FINRA sweep scrutinizing withdrawals

Intensifying its recent focus on protecting retirees, the Financial Industry Regulatory Authority began last month a sweep of broker-dealers focusing on the use of exemptions in the tax code to withdraw money from retirement accounts for clients before they reach 59½.
AUG 13, 2007
NEW YORK — Intensifying its recent focus on protecting retirees, the Financial Industry Regulatory Authority began last month a sweep of broker-dealers focusing on the use of exemptions in the tax code to withdraw money from retirement accounts for clients before they reach 59½. Abuse of the part of the tax code that covers early withdrawals, known as Section 72(t), has been the subject of several regulatory actions over the past year, industry lawyers noted. “I do think it’s an emerging issue,” said David Bellaire, general counsel with the Financial Services Institute Inc. of Atlanta, which represents independent-contractor broker-dealers and their affiliated advisers. “I haven’t heard people talk about this until recent enforcement actions.” At least 10 firms — and potentially more — are subject to the sweep, which will be handled by FINRA’s offices in Washington and New York as well as district offices in Denver and New Orleans, said Brian Rubin, a partner with Sutherland Asbill & Brennan LLP of Washington and a former lawyer with NASD, one of FINRA’s predecessor organizations. Wirehouses, smaller firms and independent-contractor broker-dealers will be included in the sweep, he said. In the sweep letter, part of FINRA’s request for information focuses on “all seminars and/or other events directed at potential or early retirees, including prospects that are under age 59½.”

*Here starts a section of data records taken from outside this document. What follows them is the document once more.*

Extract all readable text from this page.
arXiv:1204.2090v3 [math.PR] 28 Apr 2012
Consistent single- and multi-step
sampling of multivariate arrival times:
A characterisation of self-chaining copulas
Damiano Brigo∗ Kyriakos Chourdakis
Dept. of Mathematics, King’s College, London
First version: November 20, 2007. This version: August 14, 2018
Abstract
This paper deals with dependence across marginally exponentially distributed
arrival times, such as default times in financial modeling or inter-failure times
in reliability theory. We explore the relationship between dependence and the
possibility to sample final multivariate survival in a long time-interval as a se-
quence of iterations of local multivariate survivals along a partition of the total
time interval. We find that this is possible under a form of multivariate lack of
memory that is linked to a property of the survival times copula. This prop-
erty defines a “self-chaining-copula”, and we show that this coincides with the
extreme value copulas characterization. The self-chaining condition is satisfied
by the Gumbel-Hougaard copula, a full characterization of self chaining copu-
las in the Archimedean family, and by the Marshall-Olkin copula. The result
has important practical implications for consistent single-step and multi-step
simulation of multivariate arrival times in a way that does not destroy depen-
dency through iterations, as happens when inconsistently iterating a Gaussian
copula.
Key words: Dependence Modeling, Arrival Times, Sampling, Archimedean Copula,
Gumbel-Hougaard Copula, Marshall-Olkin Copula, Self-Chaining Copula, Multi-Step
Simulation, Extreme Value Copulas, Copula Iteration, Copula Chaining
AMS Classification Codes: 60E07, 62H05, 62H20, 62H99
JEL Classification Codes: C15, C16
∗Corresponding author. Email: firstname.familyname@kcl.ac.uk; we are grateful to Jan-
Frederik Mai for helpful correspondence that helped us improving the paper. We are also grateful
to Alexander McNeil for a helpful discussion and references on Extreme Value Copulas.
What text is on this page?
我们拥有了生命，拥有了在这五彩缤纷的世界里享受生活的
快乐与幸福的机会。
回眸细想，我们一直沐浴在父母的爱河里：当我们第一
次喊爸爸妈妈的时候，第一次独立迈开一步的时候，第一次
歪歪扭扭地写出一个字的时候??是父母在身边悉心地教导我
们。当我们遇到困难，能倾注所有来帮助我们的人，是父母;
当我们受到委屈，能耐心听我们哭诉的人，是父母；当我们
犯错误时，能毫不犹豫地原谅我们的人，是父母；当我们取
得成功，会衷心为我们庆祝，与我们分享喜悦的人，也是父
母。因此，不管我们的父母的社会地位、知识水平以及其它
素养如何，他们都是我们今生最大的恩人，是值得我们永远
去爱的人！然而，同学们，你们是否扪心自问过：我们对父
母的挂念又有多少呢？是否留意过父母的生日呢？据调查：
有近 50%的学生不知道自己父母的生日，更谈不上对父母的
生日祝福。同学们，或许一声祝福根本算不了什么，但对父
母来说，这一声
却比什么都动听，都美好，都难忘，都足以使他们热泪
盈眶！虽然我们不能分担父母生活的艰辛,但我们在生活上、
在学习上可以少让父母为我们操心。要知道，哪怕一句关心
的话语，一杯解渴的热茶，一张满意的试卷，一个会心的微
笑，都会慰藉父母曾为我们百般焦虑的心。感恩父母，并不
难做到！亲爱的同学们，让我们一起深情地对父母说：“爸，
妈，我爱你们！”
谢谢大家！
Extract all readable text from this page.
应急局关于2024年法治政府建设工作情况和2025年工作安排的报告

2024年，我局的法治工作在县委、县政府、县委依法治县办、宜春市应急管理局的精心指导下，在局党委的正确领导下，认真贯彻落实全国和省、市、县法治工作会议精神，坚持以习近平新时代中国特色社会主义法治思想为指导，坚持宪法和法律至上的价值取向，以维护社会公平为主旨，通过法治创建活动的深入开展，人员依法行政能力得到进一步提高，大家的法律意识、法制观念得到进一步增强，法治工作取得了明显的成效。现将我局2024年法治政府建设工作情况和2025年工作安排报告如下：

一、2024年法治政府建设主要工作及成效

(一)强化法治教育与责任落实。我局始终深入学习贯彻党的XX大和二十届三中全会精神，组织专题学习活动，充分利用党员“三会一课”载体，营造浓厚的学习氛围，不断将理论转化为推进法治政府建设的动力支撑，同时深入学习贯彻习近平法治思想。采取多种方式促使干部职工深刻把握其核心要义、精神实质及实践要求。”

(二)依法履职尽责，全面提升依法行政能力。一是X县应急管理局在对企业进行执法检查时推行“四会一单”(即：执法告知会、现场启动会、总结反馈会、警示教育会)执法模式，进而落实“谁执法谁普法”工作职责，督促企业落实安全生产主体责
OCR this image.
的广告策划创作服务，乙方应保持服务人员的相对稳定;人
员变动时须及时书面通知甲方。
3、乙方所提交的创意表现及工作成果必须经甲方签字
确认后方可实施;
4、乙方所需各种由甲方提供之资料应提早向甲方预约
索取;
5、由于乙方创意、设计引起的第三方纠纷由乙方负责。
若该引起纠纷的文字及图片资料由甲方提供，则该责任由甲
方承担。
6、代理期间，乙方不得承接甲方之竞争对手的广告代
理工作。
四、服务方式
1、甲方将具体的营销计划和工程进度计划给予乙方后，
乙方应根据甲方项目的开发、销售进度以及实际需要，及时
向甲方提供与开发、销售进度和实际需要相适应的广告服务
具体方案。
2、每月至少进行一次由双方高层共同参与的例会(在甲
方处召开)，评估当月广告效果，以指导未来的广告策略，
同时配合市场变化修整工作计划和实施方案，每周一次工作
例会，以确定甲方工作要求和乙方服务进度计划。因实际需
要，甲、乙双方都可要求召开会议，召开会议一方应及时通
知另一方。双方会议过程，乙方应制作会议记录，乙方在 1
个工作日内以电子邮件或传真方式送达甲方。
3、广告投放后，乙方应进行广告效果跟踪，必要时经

“All the regulators are working to protect the seniors,” Mr. Bellaire said. State regulators and their counterparts with the Securities and Exchange Commission and FINRA have recently focused on three issues involving seniors, he noted. They are the designations that some financial advisers use, such as “senior adviser” and “senior specialist;” free lunch seminars that brokers give to seniors to discuss investments; and the sale of variable annuities to seniors and those annuities’ lack of liquidity. “Now, the fourth thing is 72(t)s,” Mr. Bellaire said. “Perhaps they’re trying to figure out how big a problem they may or may not be.” At times, regulators and the industry quarrel over the term “sweep” and its definition when regulators ask broker-dealers for information. Sweep letter Mr. Bellaire defined a sweep as having three chief parts. First, it is an inquiry by regulators based on a decision to gather information; second, the inquiry goes to a cross-section of broker-dealers; and finally, a small number of broker-dealers may eventually face some type of enforcement action. The sweep letter, which was dated July 27, asks for extensive information on seminars, including an agenda, a list of attendees and whether any supervisor or compliance executive from the broker-dealer attended the event. The letter also requests a copy of all written or electronic correspondence, including e-mails sent by broker-dealers to their registered representatives where Section 72(t) is discussed. FINRA also wants all correspondence to the brokers’ clients that discuss Section 72(t). NASD’s previous actions on this issue included New York-based Citigroup Global Markets Inc.’s agreement in June to pay more than $15 million in fines and restitution for failing to supervise a team of brokers in Charlotte, N.C., who used misleading sales materials in dozens of meetings with employees of BellSouth Corp. of Atlanta. And last September, NASD fined Securities America Inc. of Omaha, Neb., $2.5 million and ordered it to pay restitution of $13.8 million to clients for failing to supervise an affiliated broker who induced 32 former employees of Irving, Texas-based Exxon Mobil Corp. to retire early because of an exaggerated and misleading sales presentation that promised them they could use Section 72(t) withdrawals to replace current income. At that time, NASD issued an alert to investors warning them of such sales pitches.